ずいぶんと反発も受けましたが、学長になって1年目で赤字のところの出血を止めて、2年目でようやく黒字基調に戻すことができました。その結果、女子学生が使うパウダールームの設置や、2017年9月には「AGU Book Café」というカフェが併設された新しい本屋もオープンできました。訴訟については、「大学の問題は大学の自治があるんだから大学でやりましょう」と関係者に交渉し、和解・取り下げをしてもらいました。

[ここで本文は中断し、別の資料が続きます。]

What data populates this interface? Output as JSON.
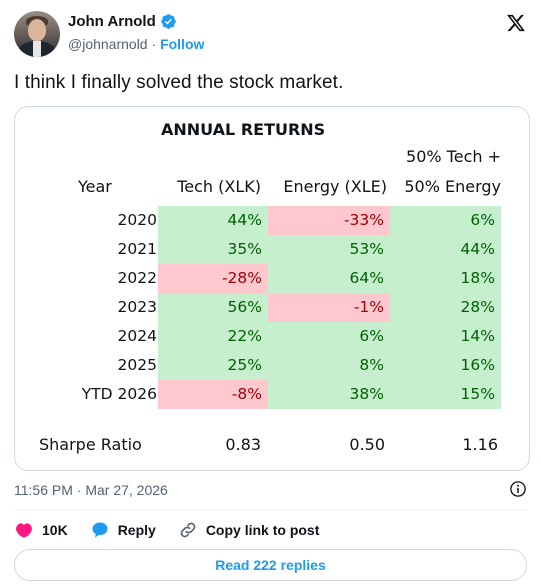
{
  "author": {
    "name": "John Arnold",
    "handle": "@johnarnold",
    "separator": "·",
    "follow_label": "Follow"
  },
  "tweet": {
    "text": "I think I finally solved the stock market."
  },
  "timestamp": "11:56 PM · Mar 27, 2026",
  "actions": {
    "likes": "10K",
    "reply_label": "Reply",
    "copy_label": "Copy link to post"
  },
  "read_replies_label": "Read 222 replies",
  "icons": [
    "verified-badge-icon",
    "x-logo-icon",
    "info-icon",
    "heart-icon",
    "reply-icon",
    "link-icon"
  ],
  "colors": {
    "accent": "#1d9bf0",
    "heart": "#f91880",
    "green_fill": "#c6efce",
    "red_fill": "#ffc7ce"
  },
  "table": {
    "title": "ANNUAL RETURNS",
    "headers": {
      "year": "Year",
      "tech": "Tech (XLK)",
      "energy": "Energy (XLE)",
      "combo_line1": "50% Tech +",
      "combo_line2": "50% Energy"
    },
    "rows": [
      {
        "year": "2020",
        "tech": "44%",
        "tech_sign": "pos",
        "energy": "-33%",
        "energy_sign": "neg",
        "combo": "6%",
        "combo_sign": "pos"
      },
      {
        "year": "2021",
        "tech": "35%",
        "tech_sign": "pos",
        "energy": "53%",
        "energy_sign": "pos",
        "combo": "44%",
        "combo_sign": "pos"
      },
      {
        "year": "2022",
        "tech": "-28%",
        "tech_sign": "neg",
        "energy": "64%",
        "energy_sign": "pos",
        "combo": "18%",
        "combo_sign": "pos"
      },
      {
        "year": "2023",
        "tech": "56%",
        "tech_sign": "pos",
        "energy": "-1%",
        "energy_sign": "neg",
        "combo": "28%",
        "combo_sign": "pos"
      },
      {
        "year": "2024",
        "tech": "22%",
        "tech_sign": "pos",
        "energy": "6%",
        "energy_sign": "pos",
        "combo": "14%",
        "combo_sign": "pos"
      },
      {
        "year": "2025",
        "tech": "25%",
        "tech_sign": "pos",
        "energy": "8%",
        "energy_sign": "pos",
        "combo": "16%",
        "combo_sign": "pos"
      },
      {
        "year": "YTD 2026",
        "tech": "-8%",
        "tech_sign": "neg",
        "energy": "38%",
        "energy_sign": "pos",
        "combo": "15%",
        "combo_sign": "pos"
      }
    ],
    "sharpe": {
      "label": "Sharpe Ratio",
      "tech": "0.83",
      "energy": "0.50",
      "combo": "1.16"
    }
  }
}
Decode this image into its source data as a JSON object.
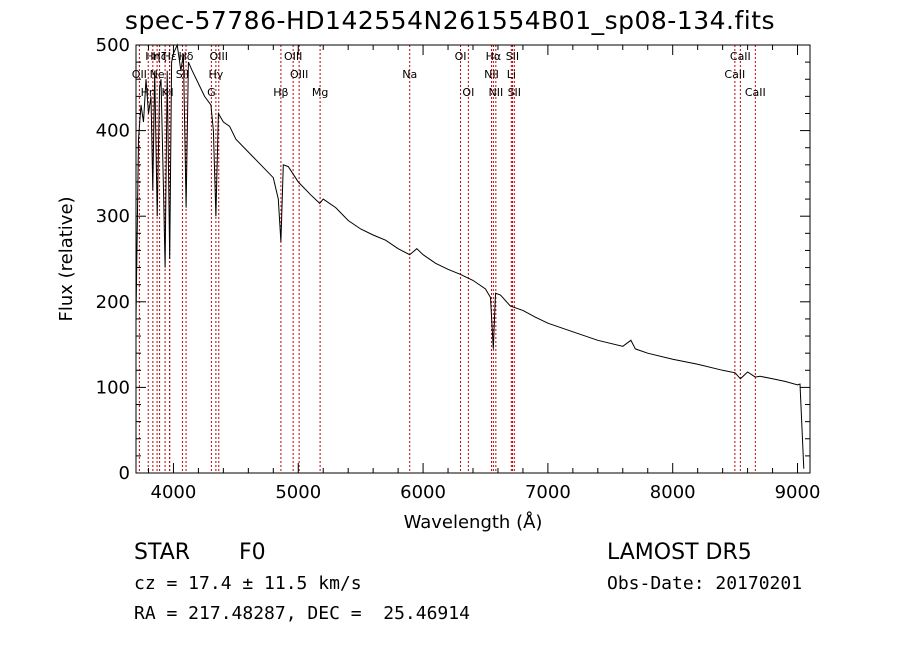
{
  "title": "spec-57786-HD142554N261554B01_sp08-134.fits",
  "footer": {
    "class_label": "STAR",
    "subclass": "F0",
    "survey": "LAMOST DR5",
    "cz": "cz = 17.4 ± 11.5 km/s",
    "obs_date": "Obs-Date: 20170201",
    "coords": "RA = 217.48287, DEC =  25.46914"
  },
  "chart_data": {
    "type": "line",
    "title": "spec-57786-HD142554N261554B01_sp08-134.fits",
    "xlabel": "Wavelength (Å)",
    "ylabel": "Flux (relative)",
    "xlim": [
      3700,
      9100
    ],
    "ylim": [
      0,
      500
    ],
    "xticks": [
      4000,
      5000,
      6000,
      7000,
      8000,
      9000
    ],
    "yticks": [
      0,
      100,
      200,
      300,
      400,
      500
    ],
    "line_color": "#000000",
    "marker_color": "#c00000",
    "series": [
      {
        "x": [
          3700,
          3720,
          3740,
          3760,
          3780,
          3800,
          3820,
          3835,
          3850,
          3870,
          3889,
          3900,
          3920,
          3933,
          3950,
          3970,
          3985,
          4000,
          4030,
          4060,
          4080,
          4101,
          4120,
          4150,
          4200,
          4250,
          4300,
          4320,
          4340,
          4360,
          4380,
          4400,
          4450,
          4500,
          4600,
          4700,
          4800,
          4840,
          4861,
          4880,
          4920,
          5000,
          5100,
          5172,
          5200,
          5300,
          5400,
          5500,
          5600,
          5700,
          5800,
          5893,
          5950,
          6000,
          6100,
          6200,
          6300,
          6400,
          6500,
          6540,
          6563,
          6580,
          6620,
          6700,
          6800,
          6900,
          7000,
          7200,
          7400,
          7600,
          7665,
          7700,
          7800,
          8000,
          8200,
          8400,
          8500,
          8542,
          8600,
          8662,
          8700,
          8800,
          8900,
          9000,
          9020,
          9050
        ],
        "y": [
          180,
          390,
          430,
          410,
          460,
          420,
          440,
          330,
          470,
          300,
          450,
          460,
          330,
          240,
          470,
          250,
          480,
          490,
          500,
          470,
          490,
          310,
          480,
          470,
          455,
          440,
          430,
          400,
          300,
          420,
          415,
          410,
          405,
          390,
          375,
          360,
          345,
          320,
          270,
          360,
          358,
          340,
          325,
          315,
          320,
          310,
          295,
          285,
          278,
          272,
          262,
          255,
          262,
          255,
          245,
          238,
          232,
          225,
          215,
          205,
          145,
          210,
          208,
          195,
          190,
          182,
          175,
          165,
          155,
          148,
          155,
          145,
          140,
          133,
          127,
          120,
          117,
          110,
          118,
          112,
          113,
          110,
          107,
          103,
          104,
          5
        ]
      }
    ],
    "line_markers": [
      {
        "x": 3727,
        "label": "OII",
        "row": 1
      },
      {
        "x": 3798,
        "label": "Hη",
        "row": 2
      },
      {
        "x": 3835,
        "label": "Hη",
        "row": 0
      },
      {
        "x": 3869,
        "label": "Ne",
        "row": 1
      },
      {
        "x": 3889,
        "label": "Hζ",
        "row": 0
      },
      {
        "x": 3933,
        "label": "K",
        "row": 2
      },
      {
        "x": 3969,
        "label": "H",
        "row": 2
      },
      {
        "x": 3970,
        "label": "Hε",
        "row": 0
      },
      {
        "x": 4072,
        "label": "SII",
        "row": 1
      },
      {
        "x": 4101,
        "label": "Hδ",
        "row": 0
      },
      {
        "x": 4304,
        "label": "G",
        "row": 2
      },
      {
        "x": 4340,
        "label": "Hγ",
        "row": 1
      },
      {
        "x": 4363,
        "label": "OIII",
        "row": 0
      },
      {
        "x": 4861,
        "label": "Hβ",
        "row": 2
      },
      {
        "x": 4959,
        "label": "OIII",
        "row": 0
      },
      {
        "x": 5007,
        "label": "OIII",
        "row": 1
      },
      {
        "x": 5175,
        "label": "Mg",
        "row": 2
      },
      {
        "x": 5893,
        "label": "Na",
        "row": 1
      },
      {
        "x": 6300,
        "label": "OI",
        "row": 0
      },
      {
        "x": 6363,
        "label": "OI",
        "row": 2
      },
      {
        "x": 6548,
        "label": "NII",
        "row": 1
      },
      {
        "x": 6563,
        "label": "Hα",
        "row": 0
      },
      {
        "x": 6583,
        "label": "NII",
        "row": 2
      },
      {
        "x": 6707,
        "label": "Li",
        "row": 1
      },
      {
        "x": 6716,
        "label": "SII",
        "row": 0
      },
      {
        "x": 6731,
        "label": "SII",
        "row": 2
      },
      {
        "x": 8498,
        "label": "CaII",
        "row": 1
      },
      {
        "x": 8542,
        "label": "CaII",
        "row": 0
      },
      {
        "x": 8662,
        "label": "CaII",
        "row": 2
      }
    ]
  }
}
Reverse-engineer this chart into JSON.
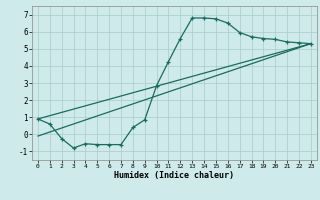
{
  "xlabel": "Humidex (Indice chaleur)",
  "bg_color": "#ceeaea",
  "grid_color": "#aacaca",
  "line_color": "#1a6b60",
  "xlim": [
    -0.5,
    23.5
  ],
  "ylim": [
    -1.5,
    7.5
  ],
  "xticks": [
    0,
    1,
    2,
    3,
    4,
    5,
    6,
    7,
    8,
    9,
    10,
    11,
    12,
    13,
    14,
    15,
    16,
    17,
    18,
    19,
    20,
    21,
    22,
    23
  ],
  "yticks": [
    -1,
    0,
    1,
    2,
    3,
    4,
    5,
    6,
    7
  ],
  "line1_x": [
    0,
    1,
    2,
    3,
    4,
    5,
    6,
    7,
    8,
    9,
    10,
    11,
    12,
    13,
    14,
    15,
    16,
    17,
    18,
    19,
    20,
    21,
    22,
    23
  ],
  "line1_y": [
    0.9,
    0.6,
    -0.25,
    -0.8,
    -0.55,
    -0.6,
    -0.6,
    -0.6,
    0.4,
    0.85,
    2.85,
    4.25,
    5.6,
    6.8,
    6.8,
    6.75,
    6.5,
    5.95,
    5.7,
    5.6,
    5.55,
    5.4,
    5.35,
    5.3
  ],
  "line2_x": [
    0,
    23
  ],
  "line2_y": [
    0.9,
    5.3
  ],
  "line3_x": [
    0,
    23
  ],
  "line3_y": [
    -0.1,
    5.3
  ]
}
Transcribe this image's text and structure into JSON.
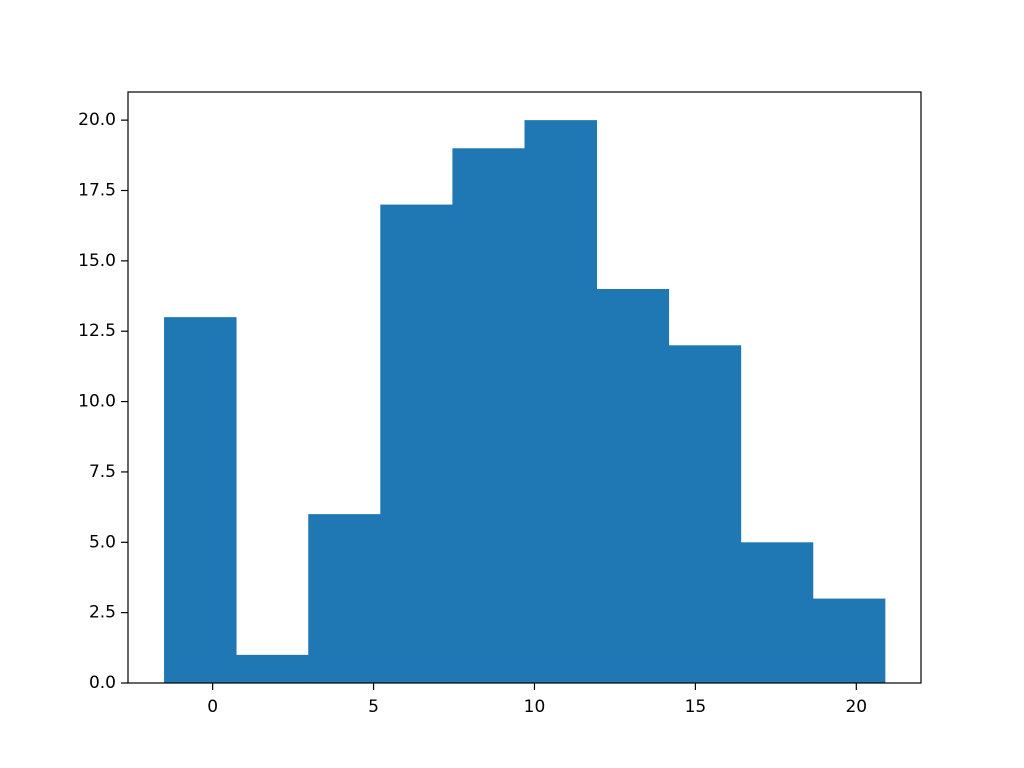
{
  "chart_data": {
    "type": "bar",
    "bin_edges": [
      -1.51,
      0.73,
      2.97,
      5.21,
      7.45,
      9.69,
      11.93,
      14.17,
      16.41,
      18.65,
      20.89
    ],
    "values": [
      13,
      1,
      6,
      17,
      19,
      20,
      14,
      12,
      5,
      3
    ],
    "xlim": [
      -2.63,
      22.01
    ],
    "ylim": [
      0,
      21
    ],
    "x_ticks": [
      0,
      5,
      10,
      15,
      20
    ],
    "x_tick_labels": [
      "0",
      "5",
      "10",
      "15",
      "20"
    ],
    "y_ticks": [
      0,
      2.5,
      5,
      7.5,
      10,
      12.5,
      15,
      17.5,
      20
    ],
    "y_tick_labels": [
      "0.0",
      "2.5",
      "5.0",
      "7.5",
      "10.0",
      "12.5",
      "15.0",
      "17.5",
      "20.0"
    ],
    "title": "",
    "xlabel": "",
    "ylabel": "",
    "grid": false,
    "bar_color": "#1f77b4"
  }
}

この3年間、僕らは、「青山学院大学をいかに10年後輝かせることができるか」ということだけを考えてやってきました。そういう姿勢できちんと筋を通していれば、みんなにちゃんとわかるものです。

ブランドイメージを高める秘訣

藤本:今、中小企業では事業承継が問題になっています。財政が傾き、改革が急務となっている会社が多いです。最後に、ブランドイメージを高める秘訣を教えていただけますか。
三木:改革するにあたって大事なのは、何よりもまず「マイナスをなくす」ということ。ブランド力を傷つけそうな動き、不安要素を1つ1つなくしていくことです。財政が傾くと、縮小せざるを得なくなり、経費を削れと、ますます全体が硬直化していく。僕らの場合は、財政収支の赤字と訴訟案件をなくすところからスタートさせていきました。はじめに、組織を本来の姿に戻したんです。 
 
それから、僕らのお客さんは学生さんですが、彼らに良いイメージを持ってもらうということが最も重要でした。私が学長になって、たまたま大学駅伝で優勝するようになったということもありますが、大学がより明るいイメージになってきたのは、学校法人の経営陣と仲良くなったこともあるでしょう。風通しが良くなって、「全員で大学を良くしていこう」という雰囲気ができてきた。俳優の岡田眞澄さんの娘さんで、2019年のミスインターナショナル日本代表に選ばれた岡田朋峰さんも本学に在学中です。そういう若い人たちが良いイメージを持って本学に来てくれるのは、ありがたいことです。これは、ちょっとやそっとの広告宣伝では買えませんから。

でも、ブランドイメージというのは、何かあると一瞬で傷がつきます。そこから回復するのは大変です。だから、「今のイメージを傷つけないようにする」ことを第一に考えたほうがいい。本学のキャンパスのイチョウ並木は、インターネットを見ると「世界で2番目にきれいなキリスト教系大学の風景」と言われているんですよ。そうしたイメージを持たれ続けることは、とても大事だと思います。
大学であれ企業であれ、経営環境が厳しいなかで、明るく元気なイメージを維持しながら、成長発展していくのは並大抵の努力でできることではない。しかし、青山学院大学はそれを成し遂げつつある。抱えていた財政の問題等を解決し、現在は新しい取り組みに次々と着手するまでになった。それを可能にしたのは、三木学長の「大学をもっと良くしたい」という真摯な気持ちに基づくリーダーシップである。
 
今、苦しい状況にある中小企業も、諦めずにまずは「マイナスをなくすこと」からぜひ改革に取り組んでいただきたい。青山学院大学のように、きっと飛躍できるはずだ。(藤本)
HARA'S AFTER
シンギュラリティ研究所の立ち上げのお話に象徴されるが、社会を取り巻く環境、特にテクノロジーの進化は計り知れない。その中で人間として進化していくために、知の拠点である大学の存在は大きい。この変革期に経営を任された三木学長は、コストダウンによる基盤強化をはじめ、技術進化や国際化に対して布石を打ち、大小さまざまな改革を行っている。
 
写真撮影がご趣味ということで、多くのカットを拝見したが、その腕前はプロ並み。観察眼の鋭さはそこから来るのかと納得した。カメラマンの目線でキャンパスをめぐり撮影されるから、いろいろな改革発想につながるのではないか。変革期のリーダーは経営環境を見る眼がとても大事ということだ。